As far as I can tell the file does actually get uploaded as I can see it in the container, and I can also download it from the app. The problem I am having is that once the form has been submitted it is supposed to redirect to another form, where the user can assign stuff to the data in the app (not really relevant to the question).

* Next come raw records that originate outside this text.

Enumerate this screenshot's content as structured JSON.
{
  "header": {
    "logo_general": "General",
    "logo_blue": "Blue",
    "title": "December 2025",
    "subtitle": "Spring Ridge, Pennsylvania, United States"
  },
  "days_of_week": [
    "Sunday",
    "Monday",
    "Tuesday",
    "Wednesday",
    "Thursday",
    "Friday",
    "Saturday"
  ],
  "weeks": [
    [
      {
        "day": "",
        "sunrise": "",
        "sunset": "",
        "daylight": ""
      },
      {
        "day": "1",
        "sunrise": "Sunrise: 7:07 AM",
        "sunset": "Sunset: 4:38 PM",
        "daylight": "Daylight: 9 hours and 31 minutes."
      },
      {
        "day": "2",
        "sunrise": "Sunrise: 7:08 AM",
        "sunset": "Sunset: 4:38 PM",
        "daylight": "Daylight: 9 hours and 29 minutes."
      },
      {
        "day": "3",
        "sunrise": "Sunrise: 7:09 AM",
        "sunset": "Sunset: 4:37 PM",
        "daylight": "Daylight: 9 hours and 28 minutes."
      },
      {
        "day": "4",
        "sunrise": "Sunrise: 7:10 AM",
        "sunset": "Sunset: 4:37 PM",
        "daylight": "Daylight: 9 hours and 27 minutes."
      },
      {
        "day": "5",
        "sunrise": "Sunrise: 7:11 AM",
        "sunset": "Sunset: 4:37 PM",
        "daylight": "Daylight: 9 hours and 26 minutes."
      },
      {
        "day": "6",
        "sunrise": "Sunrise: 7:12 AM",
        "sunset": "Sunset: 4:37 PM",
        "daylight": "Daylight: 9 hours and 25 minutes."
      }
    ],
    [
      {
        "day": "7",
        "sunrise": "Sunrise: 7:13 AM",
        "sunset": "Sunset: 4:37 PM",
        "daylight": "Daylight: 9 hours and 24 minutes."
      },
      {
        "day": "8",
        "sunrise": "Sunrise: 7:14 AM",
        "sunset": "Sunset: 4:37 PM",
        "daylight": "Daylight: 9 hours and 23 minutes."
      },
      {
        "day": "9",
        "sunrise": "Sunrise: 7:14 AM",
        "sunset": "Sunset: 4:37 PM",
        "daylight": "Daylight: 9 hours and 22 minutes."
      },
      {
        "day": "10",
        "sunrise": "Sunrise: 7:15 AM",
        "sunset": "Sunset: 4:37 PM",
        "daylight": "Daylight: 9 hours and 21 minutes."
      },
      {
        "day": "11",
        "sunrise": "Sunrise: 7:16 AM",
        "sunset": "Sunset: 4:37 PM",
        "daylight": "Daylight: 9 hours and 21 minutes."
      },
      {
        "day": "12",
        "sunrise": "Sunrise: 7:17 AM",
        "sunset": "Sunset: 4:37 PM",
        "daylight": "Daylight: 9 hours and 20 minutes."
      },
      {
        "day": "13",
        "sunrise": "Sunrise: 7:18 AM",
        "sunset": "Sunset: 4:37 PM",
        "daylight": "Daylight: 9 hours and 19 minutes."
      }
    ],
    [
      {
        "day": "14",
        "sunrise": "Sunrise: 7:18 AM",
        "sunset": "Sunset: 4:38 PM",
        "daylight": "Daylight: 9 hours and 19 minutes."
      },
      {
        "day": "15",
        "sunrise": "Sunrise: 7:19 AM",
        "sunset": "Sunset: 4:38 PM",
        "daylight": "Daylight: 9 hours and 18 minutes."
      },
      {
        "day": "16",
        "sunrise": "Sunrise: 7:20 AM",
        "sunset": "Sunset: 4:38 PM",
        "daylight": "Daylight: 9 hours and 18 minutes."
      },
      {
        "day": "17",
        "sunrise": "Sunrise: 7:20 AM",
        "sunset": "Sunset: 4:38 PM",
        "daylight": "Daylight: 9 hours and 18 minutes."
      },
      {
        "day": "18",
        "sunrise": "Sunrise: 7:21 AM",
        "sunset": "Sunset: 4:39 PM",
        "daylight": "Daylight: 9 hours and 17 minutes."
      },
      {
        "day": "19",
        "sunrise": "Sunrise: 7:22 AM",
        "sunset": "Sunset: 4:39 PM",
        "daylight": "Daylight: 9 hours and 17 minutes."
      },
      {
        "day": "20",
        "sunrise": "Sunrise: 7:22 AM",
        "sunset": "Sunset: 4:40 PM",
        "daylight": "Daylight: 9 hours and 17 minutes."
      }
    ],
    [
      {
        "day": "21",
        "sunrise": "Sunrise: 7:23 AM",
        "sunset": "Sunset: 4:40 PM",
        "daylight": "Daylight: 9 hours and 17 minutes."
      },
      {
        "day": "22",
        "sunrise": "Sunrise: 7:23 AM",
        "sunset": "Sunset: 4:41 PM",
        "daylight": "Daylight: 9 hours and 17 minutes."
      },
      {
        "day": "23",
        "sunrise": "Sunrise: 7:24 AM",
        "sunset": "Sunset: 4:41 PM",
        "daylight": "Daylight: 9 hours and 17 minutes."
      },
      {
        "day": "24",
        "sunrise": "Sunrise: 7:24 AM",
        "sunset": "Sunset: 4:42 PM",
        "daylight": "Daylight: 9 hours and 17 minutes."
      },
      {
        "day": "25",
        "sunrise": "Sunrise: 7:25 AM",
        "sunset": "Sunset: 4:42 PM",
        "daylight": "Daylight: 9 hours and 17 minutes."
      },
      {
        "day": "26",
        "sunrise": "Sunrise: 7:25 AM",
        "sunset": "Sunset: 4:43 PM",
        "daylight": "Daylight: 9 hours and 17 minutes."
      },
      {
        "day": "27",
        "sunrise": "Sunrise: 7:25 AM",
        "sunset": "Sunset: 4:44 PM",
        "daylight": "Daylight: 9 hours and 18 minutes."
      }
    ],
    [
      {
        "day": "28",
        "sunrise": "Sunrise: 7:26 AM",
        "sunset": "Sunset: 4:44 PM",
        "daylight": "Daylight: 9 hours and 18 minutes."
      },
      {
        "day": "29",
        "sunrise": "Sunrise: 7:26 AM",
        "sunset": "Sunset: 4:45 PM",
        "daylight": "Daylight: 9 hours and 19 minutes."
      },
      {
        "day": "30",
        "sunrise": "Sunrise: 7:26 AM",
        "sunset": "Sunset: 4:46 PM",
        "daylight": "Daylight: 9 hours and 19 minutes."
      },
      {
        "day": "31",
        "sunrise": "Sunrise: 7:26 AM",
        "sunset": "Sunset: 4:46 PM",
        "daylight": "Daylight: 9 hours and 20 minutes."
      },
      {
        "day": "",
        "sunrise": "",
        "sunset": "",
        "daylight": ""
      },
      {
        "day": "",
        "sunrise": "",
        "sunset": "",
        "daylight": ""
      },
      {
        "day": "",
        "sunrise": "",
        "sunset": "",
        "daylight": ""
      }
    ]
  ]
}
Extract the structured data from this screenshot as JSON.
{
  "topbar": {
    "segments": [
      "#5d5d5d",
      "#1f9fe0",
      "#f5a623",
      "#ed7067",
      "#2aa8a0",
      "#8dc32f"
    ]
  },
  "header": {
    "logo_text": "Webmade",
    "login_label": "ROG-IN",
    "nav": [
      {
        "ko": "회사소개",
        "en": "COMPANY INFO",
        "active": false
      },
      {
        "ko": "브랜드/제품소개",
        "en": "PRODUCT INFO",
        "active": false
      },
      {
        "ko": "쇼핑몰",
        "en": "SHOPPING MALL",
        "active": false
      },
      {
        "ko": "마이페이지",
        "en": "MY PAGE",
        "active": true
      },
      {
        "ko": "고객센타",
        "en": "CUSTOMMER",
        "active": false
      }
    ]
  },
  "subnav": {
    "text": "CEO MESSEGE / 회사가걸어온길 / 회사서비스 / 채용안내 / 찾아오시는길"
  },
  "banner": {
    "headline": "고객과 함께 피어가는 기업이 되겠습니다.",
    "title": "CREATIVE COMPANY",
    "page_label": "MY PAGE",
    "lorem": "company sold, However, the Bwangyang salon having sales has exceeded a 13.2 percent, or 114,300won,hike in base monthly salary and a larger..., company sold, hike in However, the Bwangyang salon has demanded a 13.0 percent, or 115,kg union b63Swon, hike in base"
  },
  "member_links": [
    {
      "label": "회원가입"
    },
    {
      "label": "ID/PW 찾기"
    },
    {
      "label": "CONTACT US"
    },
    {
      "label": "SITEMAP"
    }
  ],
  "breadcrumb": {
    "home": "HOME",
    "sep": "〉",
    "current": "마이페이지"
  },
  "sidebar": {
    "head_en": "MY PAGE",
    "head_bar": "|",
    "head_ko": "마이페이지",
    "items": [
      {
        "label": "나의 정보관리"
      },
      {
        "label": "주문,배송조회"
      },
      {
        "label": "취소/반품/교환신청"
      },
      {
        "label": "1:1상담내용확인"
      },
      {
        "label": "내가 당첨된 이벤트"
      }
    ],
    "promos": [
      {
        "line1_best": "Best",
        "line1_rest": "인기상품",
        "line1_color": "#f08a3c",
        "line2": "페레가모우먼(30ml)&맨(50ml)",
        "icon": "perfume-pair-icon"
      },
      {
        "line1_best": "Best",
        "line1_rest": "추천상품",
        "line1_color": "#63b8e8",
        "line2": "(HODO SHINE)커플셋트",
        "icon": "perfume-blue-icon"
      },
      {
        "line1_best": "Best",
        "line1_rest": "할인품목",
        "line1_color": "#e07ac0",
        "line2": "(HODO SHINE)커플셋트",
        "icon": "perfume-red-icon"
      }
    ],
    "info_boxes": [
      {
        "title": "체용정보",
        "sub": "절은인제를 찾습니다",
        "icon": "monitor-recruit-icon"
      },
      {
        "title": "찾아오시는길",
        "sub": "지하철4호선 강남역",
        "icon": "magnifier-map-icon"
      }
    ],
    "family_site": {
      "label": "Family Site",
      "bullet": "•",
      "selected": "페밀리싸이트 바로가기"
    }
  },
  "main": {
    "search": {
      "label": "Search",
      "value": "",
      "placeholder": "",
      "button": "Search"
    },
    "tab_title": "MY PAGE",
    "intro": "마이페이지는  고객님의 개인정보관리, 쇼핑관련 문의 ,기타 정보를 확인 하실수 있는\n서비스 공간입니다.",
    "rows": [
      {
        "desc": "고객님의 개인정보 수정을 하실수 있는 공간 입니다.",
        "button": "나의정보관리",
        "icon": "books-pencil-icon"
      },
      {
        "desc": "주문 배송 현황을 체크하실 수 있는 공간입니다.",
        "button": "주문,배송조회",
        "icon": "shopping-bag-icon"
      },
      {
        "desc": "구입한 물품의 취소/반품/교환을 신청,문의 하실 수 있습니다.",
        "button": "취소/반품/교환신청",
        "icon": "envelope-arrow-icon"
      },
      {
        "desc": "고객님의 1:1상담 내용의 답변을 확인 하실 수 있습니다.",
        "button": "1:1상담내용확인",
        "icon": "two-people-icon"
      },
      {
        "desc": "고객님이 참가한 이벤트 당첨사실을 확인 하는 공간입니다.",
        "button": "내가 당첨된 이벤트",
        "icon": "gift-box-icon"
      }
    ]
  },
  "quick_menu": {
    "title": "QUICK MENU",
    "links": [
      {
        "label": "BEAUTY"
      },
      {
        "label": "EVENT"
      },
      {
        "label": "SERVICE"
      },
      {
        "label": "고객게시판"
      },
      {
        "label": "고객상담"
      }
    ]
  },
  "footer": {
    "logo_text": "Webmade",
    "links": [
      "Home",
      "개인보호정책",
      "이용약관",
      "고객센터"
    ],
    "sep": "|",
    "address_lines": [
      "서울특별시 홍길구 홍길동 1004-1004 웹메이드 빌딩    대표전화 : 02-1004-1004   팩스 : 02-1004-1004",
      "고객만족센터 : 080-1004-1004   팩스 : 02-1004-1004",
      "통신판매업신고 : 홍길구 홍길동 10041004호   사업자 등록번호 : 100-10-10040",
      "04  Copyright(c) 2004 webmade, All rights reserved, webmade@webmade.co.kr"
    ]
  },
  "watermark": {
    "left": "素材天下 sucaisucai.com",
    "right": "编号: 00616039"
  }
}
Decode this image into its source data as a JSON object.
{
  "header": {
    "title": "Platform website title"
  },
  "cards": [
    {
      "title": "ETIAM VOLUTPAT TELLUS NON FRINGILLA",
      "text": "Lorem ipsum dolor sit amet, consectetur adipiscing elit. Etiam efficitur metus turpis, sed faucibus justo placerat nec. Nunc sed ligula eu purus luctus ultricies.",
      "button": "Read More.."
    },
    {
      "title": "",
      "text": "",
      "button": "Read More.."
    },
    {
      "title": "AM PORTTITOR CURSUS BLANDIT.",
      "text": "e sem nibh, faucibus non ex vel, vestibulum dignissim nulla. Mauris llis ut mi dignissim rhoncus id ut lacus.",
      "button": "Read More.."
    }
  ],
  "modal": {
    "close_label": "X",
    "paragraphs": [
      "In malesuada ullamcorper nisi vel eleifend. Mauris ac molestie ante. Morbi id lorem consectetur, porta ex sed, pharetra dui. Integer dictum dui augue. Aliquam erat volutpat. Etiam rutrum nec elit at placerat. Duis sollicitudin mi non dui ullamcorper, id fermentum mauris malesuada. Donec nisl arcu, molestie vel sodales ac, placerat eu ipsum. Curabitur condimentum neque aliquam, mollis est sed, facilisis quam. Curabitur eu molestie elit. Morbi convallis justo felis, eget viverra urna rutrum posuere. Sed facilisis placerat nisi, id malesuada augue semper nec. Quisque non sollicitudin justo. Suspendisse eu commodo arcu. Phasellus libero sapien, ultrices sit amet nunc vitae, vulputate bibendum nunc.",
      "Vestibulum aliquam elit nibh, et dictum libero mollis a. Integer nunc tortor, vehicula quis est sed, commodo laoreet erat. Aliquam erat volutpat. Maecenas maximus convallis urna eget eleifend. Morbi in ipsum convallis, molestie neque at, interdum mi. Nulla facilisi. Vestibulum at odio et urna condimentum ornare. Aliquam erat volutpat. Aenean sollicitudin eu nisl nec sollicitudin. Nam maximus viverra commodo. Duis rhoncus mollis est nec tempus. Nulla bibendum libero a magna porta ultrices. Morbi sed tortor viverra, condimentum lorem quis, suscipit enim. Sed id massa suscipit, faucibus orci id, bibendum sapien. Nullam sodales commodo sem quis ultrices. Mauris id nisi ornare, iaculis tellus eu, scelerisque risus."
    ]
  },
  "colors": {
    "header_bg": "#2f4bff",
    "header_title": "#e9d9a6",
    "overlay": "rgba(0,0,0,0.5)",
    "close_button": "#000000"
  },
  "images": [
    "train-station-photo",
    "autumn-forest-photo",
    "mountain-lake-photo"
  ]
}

However, I am getting a 500 error instead.
I have taken a look at the nginx error logs and I am seeing:
[info] 8#8: *11 client closed connection while waiting for request, client: 192.168.0.1, server: 0.0.0.0:443
and
[info] 8#8: *14 client timed out (110: Operation timed out) while waiting for request, client: 192.168.0.1, server: 0.0.0.0:443
when the operation is performed.
I also want the media files to be persisted so they are in a docker volume.
I suspect the first log message may be the culprit but is there a way to prevent this from happening, or is it just a poor connection on my end?
Here is my nginx conf:
user nginx;
worker_processes 1;
error_log /var/log/nginx/error.log debug;
pid /var/run/nginx.pid;
events {
worker_connections 1024;
}
http {
include /etc/nginx/mime.types;
default_type application/octet-stream;
log_format main '$remote_addr - $remote_user [$time_local] "$request" '
'$status $body_bytes_sent "$http_referer" '
'"$http_user_agent" "$http_x_forwarded_for"';
access_log /var/log/nginx/access.log main;
sendfile on;
#tcp_nopush on;
keepalive_timeout 65;
proxy_headers_hash_bucket_size 52;
client_body_buffer_size 1M;
client_max_body_size 10M;
gzip on;
upstream app {
server django:5000;
}
server {
listen 80 default_server;
listen [::]:80 default_server;
server_name dali.vpt.co.uk;
location / {
return 301 https://$server_name$request_uri;
}
}
server {
listen 443 ssl;
listen [::]:443 ssl;
server_name dali.vpt.co.uk;
ssl_certificate /etc/nginx/ssl/cert.crt;
ssl_certificate_key /etc/nginx/ssl/cert.key;
location / {
# checks for static file, if not found proxy to app
try_files $uri #proxy_to_app;
}
# cookiecutter-django app
location #proxy_to_app {
proxy_set_header X-Forwarded-Proto https;
proxy_set_header X-Url-Scheme $scheme;
proxy_set_header X-Forwarded-For $proxy_add_x_forwarded_for;
proxy_set_header Host $http_host;
proxy_redirect off;
proxy_pass http://app;
}
location /media/ {
autoindex on;
alias /app/tdabc/media/;
}
}
}
and here is my docker-compose file:
version: '2'
volumes:
production_postgres_data: {}
production_postgres_backups: {}
production_media: {}
services:
django: &django
build:
context: .
dockerfile: ./compose/production/django/Dockerfile
image: production_django:0.0.1
depends_on:
- postgres
- redis
volumes:
- .:/app
- production_media:/app/tdabc/media
env_file:
- ./.envs/.production/.django
- ./.envs/.production/.postgres
command: /start.sh
postgres:
build:
context: .
dockerfile: ./compose/production/postgres/Dockerfile
image: production_postgres:0.0.1
volumes:
- production_postgres_data:/var/lib/postgresql/data
- production_postgres_backups:/backups
env_file:
- ./.envs/.production/.postgres
nginx:
build:
context: .
dockerfile: ./compose/production/nginx/Dockerfile
image: production_nginx:0.0.1
depends_on:
- django
volumes:
- production_media:/app/tdabc/media
ports:
- "0.0.0.0:80:80"
- "0.0.0.0:443:443"
Any help or insight into this problem would be much appreciated.
Thanks for your time.
Update
Another thing that I should mention is that when I run the app with my production settings but set DEBUG to True it works perfectly but this is only happening when DEBUG is set to false.